Alexandra Franzen, a writer and teacher and general freak-maker at large, told the story of Dino Cloward, who had always wanted to run a hotel. He didn’t know where to begin, so his wife recommended that he “start with one room.” And voilà! Through thoughtful design and consideration, Cloward put one room in the couple’s Portland, Ore., house on the market via Airbnb and tested the hospitality business. He later created a second room for paying guests. The Clowards have converted that entire house to a hotel, moved to another home in a school district their daughter likes, and are building a second hotel.
My friend and sometime co-author Julien Smith took a break from writing books to launch Breather, a company that aims to compete with Starbucks for providing a quiet place to conduct business—especially when the need crops up sporadically and unexpectedly. Someone with a little extra office space could do the same thing, launching a side business he or she hadn’t considered before.

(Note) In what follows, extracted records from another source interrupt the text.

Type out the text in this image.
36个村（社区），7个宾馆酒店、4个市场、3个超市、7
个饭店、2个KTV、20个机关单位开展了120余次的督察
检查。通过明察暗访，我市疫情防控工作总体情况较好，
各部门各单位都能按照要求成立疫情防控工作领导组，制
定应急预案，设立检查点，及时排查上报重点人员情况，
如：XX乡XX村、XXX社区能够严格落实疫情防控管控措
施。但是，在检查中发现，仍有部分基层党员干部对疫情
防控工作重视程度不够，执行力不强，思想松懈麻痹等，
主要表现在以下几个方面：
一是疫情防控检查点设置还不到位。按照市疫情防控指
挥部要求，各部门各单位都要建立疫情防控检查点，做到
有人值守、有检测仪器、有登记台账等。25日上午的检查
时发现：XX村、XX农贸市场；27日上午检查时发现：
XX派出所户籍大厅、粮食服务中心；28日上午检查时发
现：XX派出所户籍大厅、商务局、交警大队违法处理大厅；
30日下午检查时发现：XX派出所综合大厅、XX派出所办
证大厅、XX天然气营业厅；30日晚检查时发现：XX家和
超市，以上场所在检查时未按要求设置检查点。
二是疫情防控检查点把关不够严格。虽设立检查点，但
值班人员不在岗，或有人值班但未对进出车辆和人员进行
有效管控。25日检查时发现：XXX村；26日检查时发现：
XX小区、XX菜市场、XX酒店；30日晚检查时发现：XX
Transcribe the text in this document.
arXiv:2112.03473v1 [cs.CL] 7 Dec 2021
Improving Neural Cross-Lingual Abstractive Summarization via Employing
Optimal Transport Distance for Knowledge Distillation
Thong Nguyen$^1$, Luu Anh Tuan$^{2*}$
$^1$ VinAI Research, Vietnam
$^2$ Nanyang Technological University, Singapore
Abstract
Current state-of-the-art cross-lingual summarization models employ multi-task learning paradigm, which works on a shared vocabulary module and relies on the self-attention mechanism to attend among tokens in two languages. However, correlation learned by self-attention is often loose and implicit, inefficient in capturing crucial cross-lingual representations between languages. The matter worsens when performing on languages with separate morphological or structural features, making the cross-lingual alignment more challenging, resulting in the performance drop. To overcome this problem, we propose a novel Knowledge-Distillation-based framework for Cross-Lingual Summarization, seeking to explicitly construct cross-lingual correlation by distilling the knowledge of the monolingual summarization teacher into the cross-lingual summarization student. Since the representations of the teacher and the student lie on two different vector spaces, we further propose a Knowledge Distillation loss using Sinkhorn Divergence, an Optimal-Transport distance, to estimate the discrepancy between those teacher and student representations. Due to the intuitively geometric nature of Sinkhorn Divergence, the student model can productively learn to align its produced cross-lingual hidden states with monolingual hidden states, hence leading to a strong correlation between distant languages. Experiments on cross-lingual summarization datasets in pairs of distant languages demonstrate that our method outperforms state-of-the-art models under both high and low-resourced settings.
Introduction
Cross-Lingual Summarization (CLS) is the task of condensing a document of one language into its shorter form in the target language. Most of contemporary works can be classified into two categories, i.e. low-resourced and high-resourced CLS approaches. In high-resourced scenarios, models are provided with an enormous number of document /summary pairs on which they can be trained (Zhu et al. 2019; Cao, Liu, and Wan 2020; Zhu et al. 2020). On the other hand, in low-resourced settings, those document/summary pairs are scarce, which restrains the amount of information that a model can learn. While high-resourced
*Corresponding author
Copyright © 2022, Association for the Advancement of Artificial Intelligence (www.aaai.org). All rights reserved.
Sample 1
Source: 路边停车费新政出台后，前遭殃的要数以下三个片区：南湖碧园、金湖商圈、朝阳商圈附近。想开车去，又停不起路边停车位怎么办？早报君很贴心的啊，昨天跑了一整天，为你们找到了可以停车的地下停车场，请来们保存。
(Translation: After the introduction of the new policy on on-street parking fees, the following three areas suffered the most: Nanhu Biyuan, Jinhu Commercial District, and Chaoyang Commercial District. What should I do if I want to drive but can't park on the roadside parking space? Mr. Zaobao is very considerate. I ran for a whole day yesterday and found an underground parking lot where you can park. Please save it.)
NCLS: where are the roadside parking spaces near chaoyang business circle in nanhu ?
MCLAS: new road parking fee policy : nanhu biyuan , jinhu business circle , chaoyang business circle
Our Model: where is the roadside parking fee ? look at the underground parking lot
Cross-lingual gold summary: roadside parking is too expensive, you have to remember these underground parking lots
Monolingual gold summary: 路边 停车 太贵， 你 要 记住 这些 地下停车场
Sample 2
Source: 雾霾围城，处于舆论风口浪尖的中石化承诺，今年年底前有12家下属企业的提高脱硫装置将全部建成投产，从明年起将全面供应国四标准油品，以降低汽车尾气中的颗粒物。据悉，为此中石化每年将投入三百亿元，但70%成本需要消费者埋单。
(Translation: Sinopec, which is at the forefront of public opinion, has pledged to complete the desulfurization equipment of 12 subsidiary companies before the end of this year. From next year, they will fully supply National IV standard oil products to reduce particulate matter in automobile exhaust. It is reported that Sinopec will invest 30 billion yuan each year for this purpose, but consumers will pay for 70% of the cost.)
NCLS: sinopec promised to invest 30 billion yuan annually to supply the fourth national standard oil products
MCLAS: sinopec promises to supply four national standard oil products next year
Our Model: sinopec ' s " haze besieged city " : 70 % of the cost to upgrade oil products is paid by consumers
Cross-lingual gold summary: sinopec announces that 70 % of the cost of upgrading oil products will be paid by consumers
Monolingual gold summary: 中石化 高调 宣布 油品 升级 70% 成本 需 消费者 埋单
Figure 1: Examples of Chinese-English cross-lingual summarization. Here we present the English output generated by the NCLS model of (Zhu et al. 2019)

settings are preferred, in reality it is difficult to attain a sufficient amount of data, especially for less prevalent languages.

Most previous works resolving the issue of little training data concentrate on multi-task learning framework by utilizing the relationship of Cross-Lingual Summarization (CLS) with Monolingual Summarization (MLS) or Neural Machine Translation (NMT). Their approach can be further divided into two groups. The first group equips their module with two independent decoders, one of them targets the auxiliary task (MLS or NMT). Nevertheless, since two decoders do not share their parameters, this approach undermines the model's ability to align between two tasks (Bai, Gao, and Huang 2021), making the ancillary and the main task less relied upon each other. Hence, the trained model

The low-cost Square, founded by Jack Dorsey (he also was co-creator of Twitter) enables anyone with a smartphone or a tablet computer to be a merchant and accept credit cards. First seen in trendy coffee shops and all around San Francisco, Square now turns up at flea markets and craft fairs across America these days.
These tools, these services, these tweaked mindsets, allow people to bypass previous business bottlenecks and strongholds. You can’t get your book published by the mainstream? Do it yourself. You want to start a hotel? Do it yourself. There are plenty of opportunities out there for creative souls to find their own paths.
The personal business revolution is upon us.
Companies large and small are paying lots of attention to the new, spreading concept of the “market of one,” which is a major departure from the idea of building something and trying to sell it to as many people as possible.
Yes, you might take the plunge into the market of one with a small startup business such as Cloward’s one-room hotel. But you also might have an opportunity to launch your personally fulfilling idea as an employee within a big company… because large companies are starting to value the employee who sees himself as an “employee-preneur,” the term James Altucher coins in his book, Choose Yourself. The market of one means many things: It can refer to companies such as Mini and Motorola, which let customers tailor cars and smartphones with thousands of combinations. It’s also represented by the bring-your-own-device culture at work as well as the flexible work hours and flexible spending health accounts that companies are trying out.
In the end, I’m saying this: You can work for the Man—but in a new and vibrant way—or you can work for yourself and disrupt.
The choices are yours to consider. But don’t try so hard to fit in anymore. The freaks really will inherit the earth.